Las Vegas is currently shopping around for an NFL team to relocate to the city in the very near future, and the two organizations leading the pack are the Oakland Raiders and the San Diego Chargers. Both teams are excited about the prospect of a Las Vegas relocation, and some of the most powerful people in the NFL, such as Dallas Cowboys owner Jerry Jones, have pledged their support of a Las Vegas squad, but obstacles still stand in both teams’ ways in regards to the move.

The Raiders have wanted out of Oakland for years. It has been revealed in the past that the city and the team’s management do not get along. In addition, points out CBS Sports Network, the Raiders badly need a new stadium, and the Oakland city council has not demonstrated any signs of a willingness to build one.

Las Vegas, on the other hand, is extremely open to hosting an NFL team.

Major professional sports teams have stayed away from Las Vegas in the past because of concerns about betting on the games, a practice which is legal in Las Vegas, points out Youtube channel AHAT Battle Rap League. But other YouTubers argue that betting on professional sports teams happens everywhere, whether it is illegal or not, and the frequency of bets would be unchanged if the team were to be based in Las Vegas.

The NFL itself seems to side with the Raiders and other supporters of the Las Vegas move and agree that the betting issue is not a problem. Jerry Jones, one of the single most powerful decision-makers in the NFL, spoke to ESPN during an interview at a golf tournament in Texas on Wednesday and said that the prospects of a Las Vegas Raiders team is looking brighter every day.

“For me, I think that certainly the fact that Las Vegas has a gambling aspect to it is far overshadowed by the entertainment value, if you will, family appeal, that you have, the convention appeal. So it does not have disfavor with me, in my opinion, relative to being an NFL city.”

Las Vegas Raiders Move Jerry Jones
Jones also said that Las Vegas would be an excellent city for an NFL team because lots of residents of the city — as well as many Las Vegas vacationers — are football fans.

“[Las Vegas] has a flair for entertainment, and it has two million people, and they’re avid sports fans, the full-time residents,” Jones said.

“They have a huge visiting contingent that more often than not are fans of some NFL football teams. You add all that together, and it’s certainly in a conversation about the future relative to the NFL.”

To add to Jones’ point about a large fan presence, the CBS Sports Network discussion cited above notes that a rapidly growing percentage of Las Vegas’s population is made up of Hispanics, who also make up a large portion of the Raiders fanbase.

Influential NFL elites like Jones are not the only ones who support the prospect of the Las Vegas Raiders; the Raiders’ owner, Mark Davis, is also very jazzed about the idea. In addition to not getting on well with the city of Oakland, Davis said in a conference on April 28, he wants the Raiders to play in a football-specific stadium, something Oakland cannot provide. Davis is so dedicated to the move, in fact, that he promised to contribute a whopping $500 million to the new stadium’s construction if the city of Las Vegas approves the team’s move there from Oakland.

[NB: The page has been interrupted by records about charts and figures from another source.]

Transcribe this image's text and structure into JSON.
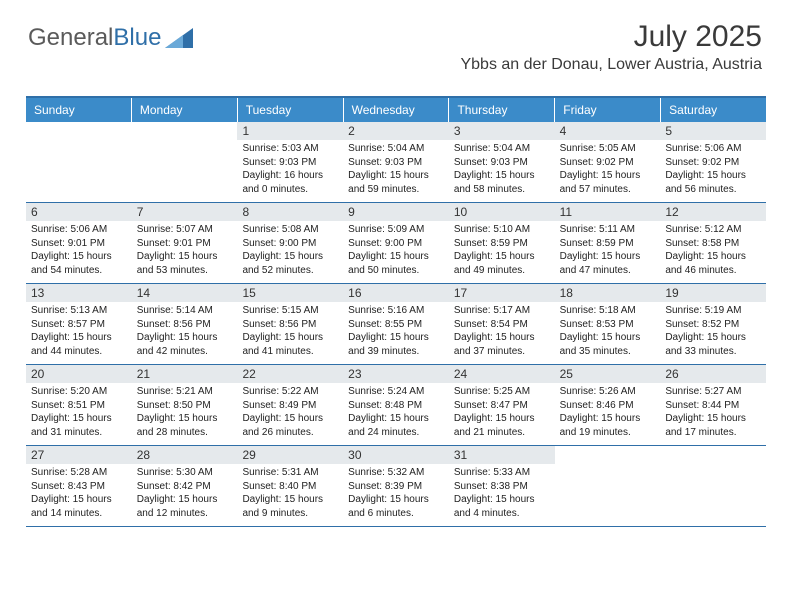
{
  "brand": {
    "part1": "General",
    "part2": "Blue"
  },
  "colors": {
    "accent": "#3b8bc9",
    "accent_dark": "#2f6fa8",
    "daynum_bg": "#e5e9ec",
    "text": "#3a3a3a",
    "background": "#ffffff"
  },
  "typography": {
    "title_fontsize": 30,
    "location_fontsize": 16,
    "dayhead_fontsize": 12,
    "daynum_fontsize": 12,
    "detail_fontsize": 10
  },
  "title": "July 2025",
  "location": "Ybbs an der Donau, Lower Austria, Austria",
  "day_headers": [
    "Sunday",
    "Monday",
    "Tuesday",
    "Wednesday",
    "Thursday",
    "Friday",
    "Saturday"
  ],
  "weeks": [
    [
      {
        "n": "",
        "sr": "",
        "ss": "",
        "dl": ""
      },
      {
        "n": "",
        "sr": "",
        "ss": "",
        "dl": ""
      },
      {
        "n": "1",
        "sr": "Sunrise: 5:03 AM",
        "ss": "Sunset: 9:03 PM",
        "dl": "Daylight: 16 hours and 0 minutes."
      },
      {
        "n": "2",
        "sr": "Sunrise: 5:04 AM",
        "ss": "Sunset: 9:03 PM",
        "dl": "Daylight: 15 hours and 59 minutes."
      },
      {
        "n": "3",
        "sr": "Sunrise: 5:04 AM",
        "ss": "Sunset: 9:03 PM",
        "dl": "Daylight: 15 hours and 58 minutes."
      },
      {
        "n": "4",
        "sr": "Sunrise: 5:05 AM",
        "ss": "Sunset: 9:02 PM",
        "dl": "Daylight: 15 hours and 57 minutes."
      },
      {
        "n": "5",
        "sr": "Sunrise: 5:06 AM",
        "ss": "Sunset: 9:02 PM",
        "dl": "Daylight: 15 hours and 56 minutes."
      }
    ],
    [
      {
        "n": "6",
        "sr": "Sunrise: 5:06 AM",
        "ss": "Sunset: 9:01 PM",
        "dl": "Daylight: 15 hours and 54 minutes."
      },
      {
        "n": "7",
        "sr": "Sunrise: 5:07 AM",
        "ss": "Sunset: 9:01 PM",
        "dl": "Daylight: 15 hours and 53 minutes."
      },
      {
        "n": "8",
        "sr": "Sunrise: 5:08 AM",
        "ss": "Sunset: 9:00 PM",
        "dl": "Daylight: 15 hours and 52 minutes."
      },
      {
        "n": "9",
        "sr": "Sunrise: 5:09 AM",
        "ss": "Sunset: 9:00 PM",
        "dl": "Daylight: 15 hours and 50 minutes."
      },
      {
        "n": "10",
        "sr": "Sunrise: 5:10 AM",
        "ss": "Sunset: 8:59 PM",
        "dl": "Daylight: 15 hours and 49 minutes."
      },
      {
        "n": "11",
        "sr": "Sunrise: 5:11 AM",
        "ss": "Sunset: 8:59 PM",
        "dl": "Daylight: 15 hours and 47 minutes."
      },
      {
        "n": "12",
        "sr": "Sunrise: 5:12 AM",
        "ss": "Sunset: 8:58 PM",
        "dl": "Daylight: 15 hours and 46 minutes."
      }
    ],
    [
      {
        "n": "13",
        "sr": "Sunrise: 5:13 AM",
        "ss": "Sunset: 8:57 PM",
        "dl": "Daylight: 15 hours and 44 minutes."
      },
      {
        "n": "14",
        "sr": "Sunrise: 5:14 AM",
        "ss": "Sunset: 8:56 PM",
        "dl": "Daylight: 15 hours and 42 minutes."
      },
      {
        "n": "15",
        "sr": "Sunrise: 5:15 AM",
        "ss": "Sunset: 8:56 PM",
        "dl": "Daylight: 15 hours and 41 minutes."
      },
      {
        "n": "16",
        "sr": "Sunrise: 5:16 AM",
        "ss": "Sunset: 8:55 PM",
        "dl": "Daylight: 15 hours and 39 minutes."
      },
      {
        "n": "17",
        "sr": "Sunrise: 5:17 AM",
        "ss": "Sunset: 8:54 PM",
        "dl": "Daylight: 15 hours and 37 minutes."
      },
      {
        "n": "18",
        "sr": "Sunrise: 5:18 AM",
        "ss": "Sunset: 8:53 PM",
        "dl": "Daylight: 15 hours and 35 minutes."
      },
      {
        "n": "19",
        "sr": "Sunrise: 5:19 AM",
        "ss": "Sunset: 8:52 PM",
        "dl": "Daylight: 15 hours and 33 minutes."
      }
    ],
    [
      {
        "n": "20",
        "sr": "Sunrise: 5:20 AM",
        "ss": "Sunset: 8:51 PM",
        "dl": "Daylight: 15 hours and 31 minutes."
      },
      {
        "n": "21",
        "sr": "Sunrise: 5:21 AM",
        "ss": "Sunset: 8:50 PM",
        "dl": "Daylight: 15 hours and 28 minutes."
      },
      {
        "n": "22",
        "sr": "Sunrise: 5:22 AM",
        "ss": "Sunset: 8:49 PM",
        "dl": "Daylight: 15 hours and 26 minutes."
      },
      {
        "n": "23",
        "sr": "Sunrise: 5:24 AM",
        "ss": "Sunset: 8:48 PM",
        "dl": "Daylight: 15 hours and 24 minutes."
      },
      {
        "n": "24",
        "sr": "Sunrise: 5:25 AM",
        "ss": "Sunset: 8:47 PM",
        "dl": "Daylight: 15 hours and 21 minutes."
      },
      {
        "n": "25",
        "sr": "Sunrise: 5:26 AM",
        "ss": "Sunset: 8:46 PM",
        "dl": "Daylight: 15 hours and 19 minutes."
      },
      {
        "n": "26",
        "sr": "Sunrise: 5:27 AM",
        "ss": "Sunset: 8:44 PM",
        "dl": "Daylight: 15 hours and 17 minutes."
      }
    ],
    [
      {
        "n": "27",
        "sr": "Sunrise: 5:28 AM",
        "ss": "Sunset: 8:43 PM",
        "dl": "Daylight: 15 hours and 14 minutes."
      },
      {
        "n": "28",
        "sr": "Sunrise: 5:30 AM",
        "ss": "Sunset: 8:42 PM",
        "dl": "Daylight: 15 hours and 12 minutes."
      },
      {
        "n": "29",
        "sr": "Sunrise: 5:31 AM",
        "ss": "Sunset: 8:40 PM",
        "dl": "Daylight: 15 hours and 9 minutes."
      },
      {
        "n": "30",
        "sr": "Sunrise: 5:32 AM",
        "ss": "Sunset: 8:39 PM",
        "dl": "Daylight: 15 hours and 6 minutes."
      },
      {
        "n": "31",
        "sr": "Sunrise: 5:33 AM",
        "ss": "Sunset: 8:38 PM",
        "dl": "Daylight: 15 hours and 4 minutes."
      },
      {
        "n": "",
        "sr": "",
        "ss": "",
        "dl": ""
      },
      {
        "n": "",
        "sr": "",
        "ss": "",
        "dl": ""
      }
    ]
  ]
}
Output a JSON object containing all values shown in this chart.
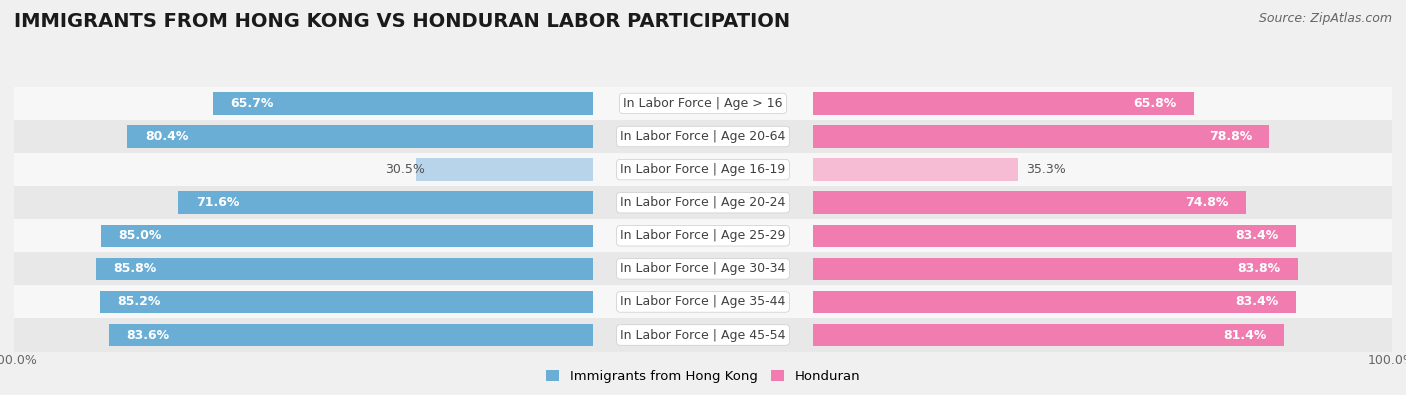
{
  "title": "IMMIGRANTS FROM HONG KONG VS HONDURAN LABOR PARTICIPATION",
  "source": "Source: ZipAtlas.com",
  "categories": [
    "In Labor Force | Age > 16",
    "In Labor Force | Age 20-64",
    "In Labor Force | Age 16-19",
    "In Labor Force | Age 20-24",
    "In Labor Force | Age 25-29",
    "In Labor Force | Age 30-34",
    "In Labor Force | Age 35-44",
    "In Labor Force | Age 45-54"
  ],
  "hk_values": [
    65.7,
    80.4,
    30.5,
    71.6,
    85.0,
    85.8,
    85.2,
    83.6
  ],
  "hon_values": [
    65.8,
    78.8,
    35.3,
    74.8,
    83.4,
    83.8,
    83.4,
    81.4
  ],
  "hk_labels": [
    "65.7%",
    "80.4%",
    "30.5%",
    "71.6%",
    "85.0%",
    "85.8%",
    "85.2%",
    "83.6%"
  ],
  "hon_labels": [
    "65.8%",
    "78.8%",
    "35.3%",
    "74.8%",
    "83.4%",
    "83.8%",
    "83.4%",
    "81.4%"
  ],
  "hk_color": "#6aaed6",
  "hk_color_light": "#b8d4ea",
  "hon_color": "#f07cb0",
  "hon_color_light": "#f5bcd4",
  "bar_height": 0.68,
  "max_val": 100.0,
  "bg_color": "#f0f0f0",
  "row_bg_light": "#f7f7f7",
  "row_bg_dark": "#e8e8e8",
  "legend_hk_label": "Immigrants from Hong Kong",
  "legend_hon_label": "Honduran",
  "title_fontsize": 14,
  "source_fontsize": 9,
  "label_fontsize": 9,
  "cat_fontsize": 9
}
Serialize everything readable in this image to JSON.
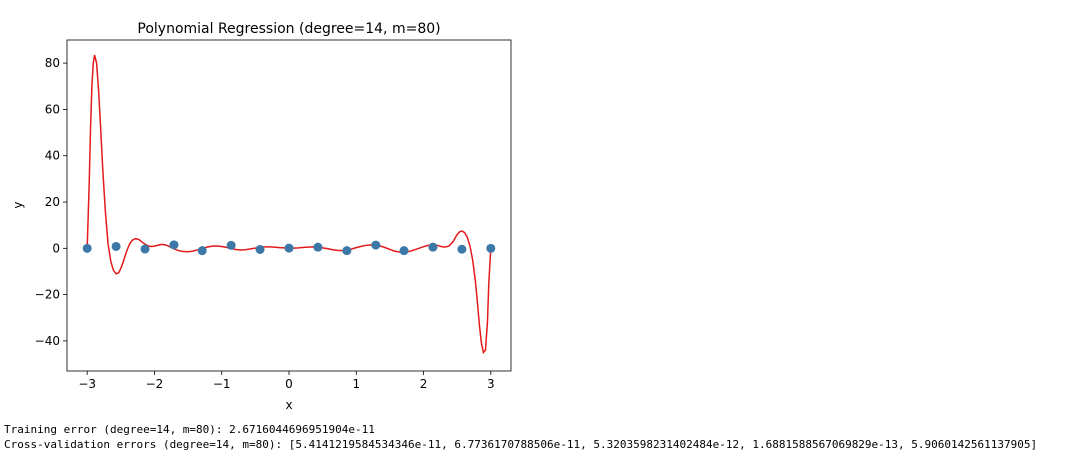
{
  "chart_data": {
    "type": "scatter",
    "title": "Polynomial Regression (degree=14, m=80)",
    "xlabel": "x",
    "ylabel": "y",
    "xlim": [
      -3.3,
      3.3
    ],
    "ylim": [
      -53,
      90
    ],
    "grid": false,
    "xticks": [
      -3,
      -2,
      -1,
      0,
      1,
      2,
      3
    ],
    "xtick_labels": [
      "−3",
      "−2",
      "−1",
      "0",
      "1",
      "2",
      "3"
    ],
    "yticks": [
      -40,
      -20,
      0,
      20,
      40,
      60,
      80
    ],
    "ytick_labels": [
      "−40",
      "−20",
      "0",
      "20",
      "40",
      "60",
      "80"
    ],
    "points": {
      "color": "#3b78a8",
      "x": [
        -3.0,
        -2.57,
        -2.14,
        -1.71,
        -1.29,
        -0.86,
        -0.43,
        0.0,
        0.43,
        0.86,
        1.29,
        1.71,
        2.14,
        2.57,
        3.0
      ],
      "y": [
        0.0,
        0.8,
        -0.3,
        1.5,
        -1.0,
        1.3,
        -0.5,
        0.1,
        0.5,
        -1.0,
        1.4,
        -1.0,
        0.5,
        -0.4,
        0.0
      ]
    },
    "curve": {
      "color": "#e41a1c",
      "x": [
        -3.0,
        -2.97,
        -2.95,
        -2.93,
        -2.91,
        -2.89,
        -2.86,
        -2.83,
        -2.8,
        -2.77,
        -2.73,
        -2.69,
        -2.65,
        -2.61,
        -2.57,
        -2.53,
        -2.49,
        -2.45,
        -2.41,
        -2.37,
        -2.33,
        -2.28,
        -2.23,
        -2.19,
        -2.14,
        -2.09,
        -2.04,
        -1.99,
        -1.94,
        -1.89,
        -1.84,
        -1.78,
        -1.71,
        -1.64,
        -1.57,
        -1.5,
        -1.43,
        -1.36,
        -1.29,
        -1.22,
        -1.15,
        -1.08,
        -1.0,
        -0.93,
        -0.86,
        -0.79,
        -0.72,
        -0.65,
        -0.58,
        -0.5,
        -0.43,
        -0.36,
        -0.29,
        -0.22,
        -0.14,
        -0.07,
        0.0,
        0.07,
        0.14,
        0.22,
        0.29,
        0.36,
        0.43,
        0.5,
        0.58,
        0.65,
        0.72,
        0.79,
        0.86,
        0.93,
        1.0,
        1.08,
        1.15,
        1.22,
        1.29,
        1.36,
        1.43,
        1.5,
        1.57,
        1.64,
        1.71,
        1.78,
        1.85,
        1.92,
        1.99,
        2.06,
        2.14,
        2.2,
        2.26,
        2.32,
        2.38,
        2.44,
        2.49,
        2.53,
        2.57,
        2.61,
        2.65,
        2.69,
        2.73,
        2.77,
        2.8,
        2.83,
        2.86,
        2.89,
        2.92,
        2.95,
        2.97,
        3.0
      ],
      "y": [
        0.0,
        28.0,
        52.0,
        70.0,
        80.0,
        83.5,
        80.0,
        68.0,
        52.0,
        35.0,
        16.0,
        2.0,
        -5.5,
        -9.5,
        -11.0,
        -10.5,
        -8.0,
        -4.5,
        -1.0,
        1.8,
        3.5,
        4.2,
        3.8,
        2.8,
        1.8,
        1.0,
        0.8,
        1.0,
        1.4,
        1.7,
        1.5,
        0.8,
        -0.2,
        -1.0,
        -1.4,
        -1.5,
        -1.2,
        -0.7,
        -0.1,
        0.5,
        0.9,
        1.0,
        0.8,
        0.4,
        -0.1,
        -0.5,
        -0.7,
        -0.6,
        -0.3,
        0.1,
        0.4,
        0.6,
        0.6,
        0.5,
        0.3,
        0.2,
        0.1,
        0.1,
        0.2,
        0.4,
        0.5,
        0.6,
        0.5,
        0.2,
        -0.2,
        -0.6,
        -0.9,
        -1.0,
        -0.8,
        -0.3,
        0.3,
        0.9,
        1.3,
        1.5,
        1.4,
        1.0,
        0.3,
        -0.5,
        -1.2,
        -1.6,
        -1.7,
        -1.4,
        -0.8,
        -0.1,
        0.6,
        1.2,
        1.5,
        1.3,
        0.8,
        0.5,
        1.0,
        3.0,
        5.5,
        7.0,
        7.5,
        6.8,
        4.8,
        1.0,
        -5.0,
        -14.0,
        -23.0,
        -33.0,
        -41.0,
        -45.0,
        -44.0,
        -32.0,
        -15.0,
        0.0
      ]
    }
  },
  "output": {
    "training_error": "Training error (degree=14, m=80): 2.6716044696951904e-11",
    "cv_errors": "Cross-validation errors (degree=14, m=80): [5.4141219584534346e-11, 6.7736170788506e-11, 5.3203598231402484e-12, 1.6881588567069829e-13, 5.9060142561137905]"
  }
}
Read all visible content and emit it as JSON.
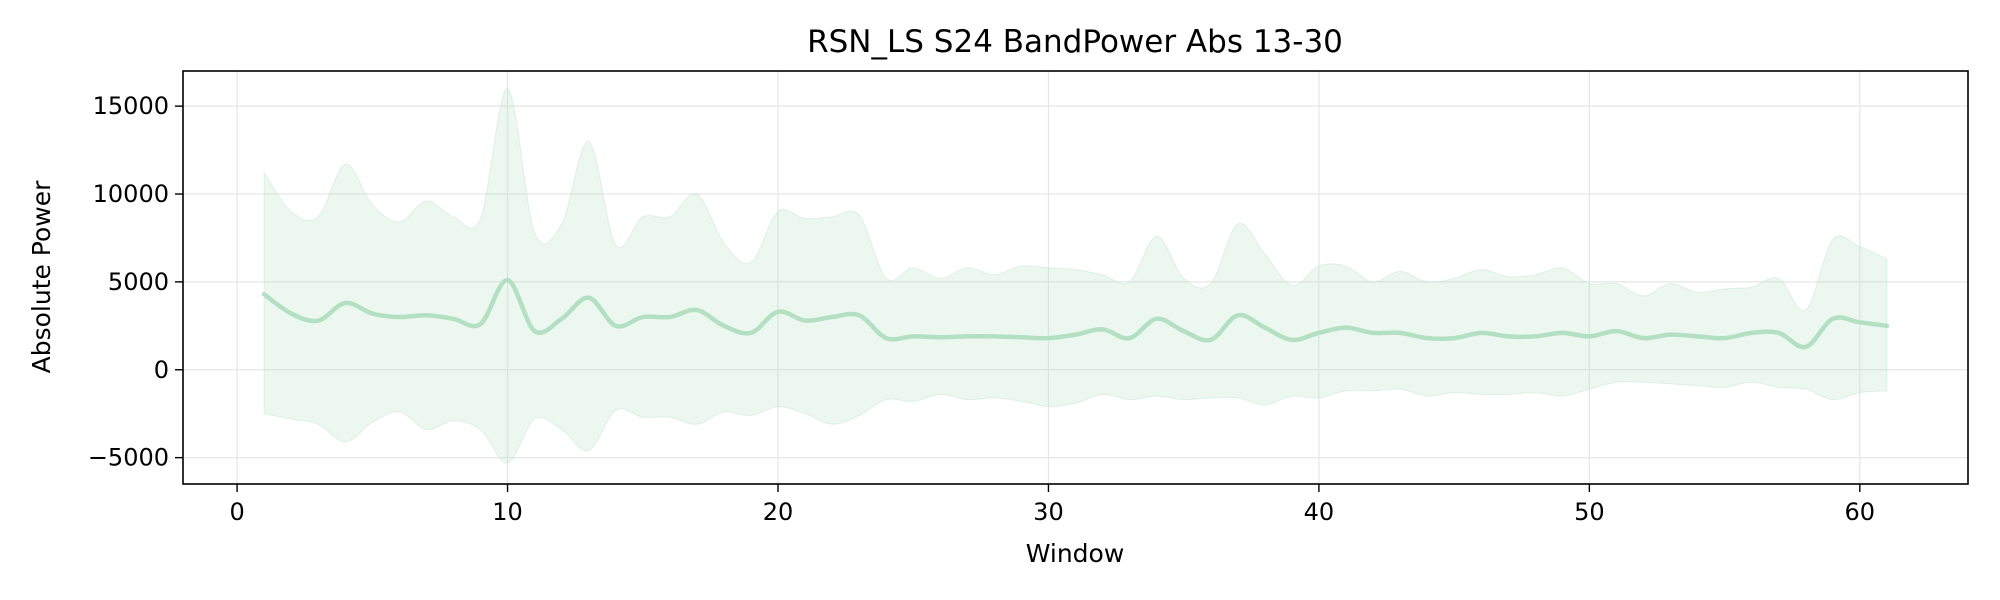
{
  "chart_data": {
    "type": "line",
    "title": "RSN_LS S24 BandPower Abs 13-30",
    "xlabel": "Window",
    "ylabel": "Absolute Power",
    "xlim": [
      -2,
      64
    ],
    "ylim": [
      -6500,
      17000
    ],
    "xticks": [
      0,
      10,
      20,
      30,
      40,
      50,
      60
    ],
    "yticks": [
      -5000,
      0,
      5000,
      10000,
      15000
    ],
    "xtick_labels": [
      "0",
      "10",
      "20",
      "30",
      "40",
      "50",
      "60"
    ],
    "ytick_labels": [
      "−5000",
      "0",
      "5000",
      "10000",
      "15000"
    ],
    "grid": true,
    "line_color": "#b3e0c3",
    "band_color": "#b3e0c3",
    "series": [
      {
        "x": [
          1,
          2,
          3,
          4,
          5,
          6,
          7,
          8,
          9,
          10,
          11,
          12,
          13,
          14,
          15,
          16,
          17,
          18,
          19,
          20,
          21,
          22,
          23,
          24,
          25,
          26,
          27,
          28,
          29,
          30,
          31,
          32,
          33,
          34,
          35,
          36,
          37,
          38,
          39,
          40,
          41,
          42,
          43,
          44,
          45,
          46,
          47,
          48,
          49,
          50,
          51,
          52,
          53,
          54,
          55,
          56,
          57,
          58,
          59,
          60,
          61
        ],
        "mean": [
          4300,
          3200,
          2800,
          3800,
          3200,
          3000,
          3100,
          2900,
          2600,
          5100,
          2200,
          2900,
          4100,
          2500,
          3000,
          3000,
          3400,
          2500,
          2100,
          3300,
          2800,
          3000,
          3100,
          1800,
          1900,
          1850,
          1900,
          1900,
          1850,
          1800,
          2000,
          2300,
          1800,
          2900,
          2200,
          1700,
          3100,
          2400,
          1700,
          2100,
          2400,
          2100,
          2100,
          1800,
          1800,
          2100,
          1900,
          1900,
          2100,
          1900,
          2200,
          1800,
          2000,
          1900,
          1800,
          2100,
          2100,
          1300,
          2900,
          2700,
          2500
        ],
        "upper": [
          11200,
          9000,
          8700,
          11700,
          9400,
          8400,
          9600,
          8700,
          8600,
          16000,
          7800,
          8300,
          13000,
          7100,
          8700,
          8700,
          10000,
          7200,
          6100,
          9000,
          8600,
          8700,
          8800,
          5200,
          5800,
          5200,
          5800,
          5400,
          5900,
          5800,
          5700,
          5400,
          5000,
          7600,
          5200,
          4900,
          8300,
          6600,
          4800,
          5900,
          5900,
          5000,
          5600,
          5000,
          5200,
          5700,
          5300,
          5400,
          5800,
          4900,
          4900,
          4200,
          4900,
          4400,
          4600,
          4700,
          5200,
          3400,
          7400,
          7000,
          6300
        ],
        "lower": [
          -2500,
          -2800,
          -3100,
          -4100,
          -3000,
          -2400,
          -3400,
          -2900,
          -3400,
          -5300,
          -2800,
          -3400,
          -4600,
          -2300,
          -2700,
          -2700,
          -3100,
          -2400,
          -2600,
          -2100,
          -2500,
          -3100,
          -2600,
          -1700,
          -1800,
          -1400,
          -1700,
          -1600,
          -1800,
          -2100,
          -1900,
          -1400,
          -1700,
          -1500,
          -1700,
          -1600,
          -1600,
          -2000,
          -1500,
          -1600,
          -1200,
          -1200,
          -1100,
          -1500,
          -1300,
          -1400,
          -1400,
          -1300,
          -1500,
          -1100,
          -700,
          -700,
          -800,
          -900,
          -1000,
          -700,
          -1000,
          -1100,
          -1700,
          -1300,
          -1200
        ]
      }
    ]
  }
}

And therein lies the first big hurdle the Raiders must overcome before they can call Las Vegas home: Vegas has to give them the okay to move in first.

According to Construction Equipment Guide, supporters of the move say Las Vegas would benefit greatly from the move, both financially and in terms of reputation. Although adopting the Raiders organization and building a stadium for them would cost the city $1.4 billion, it has been said that all the government-directed money the Las Vegas Raiders would bring to the city, such as hotel taxes, would exceed $2.7 billion over 30 years — the amount of time for which an NFL stadium can be expected to last. In addition, the city would have a huge venue (the stadium) to host big events like concerts and exhibitions, and the city’s national profile as something other than a cesspool for gamblers would be raised.

The other major obstacle between the Raiders and a Las Vegas residency is that at least 22 of the 32 existing NFL team owners have to endorse the Vegas relocation if it is to happen. Again, the NFL, like every other major professional sports league, has traditionally kept its distance from Vegas, but the resounding approval of someone as NFL-dominant as Jerry Jones could go a long way in terms of changing the tide.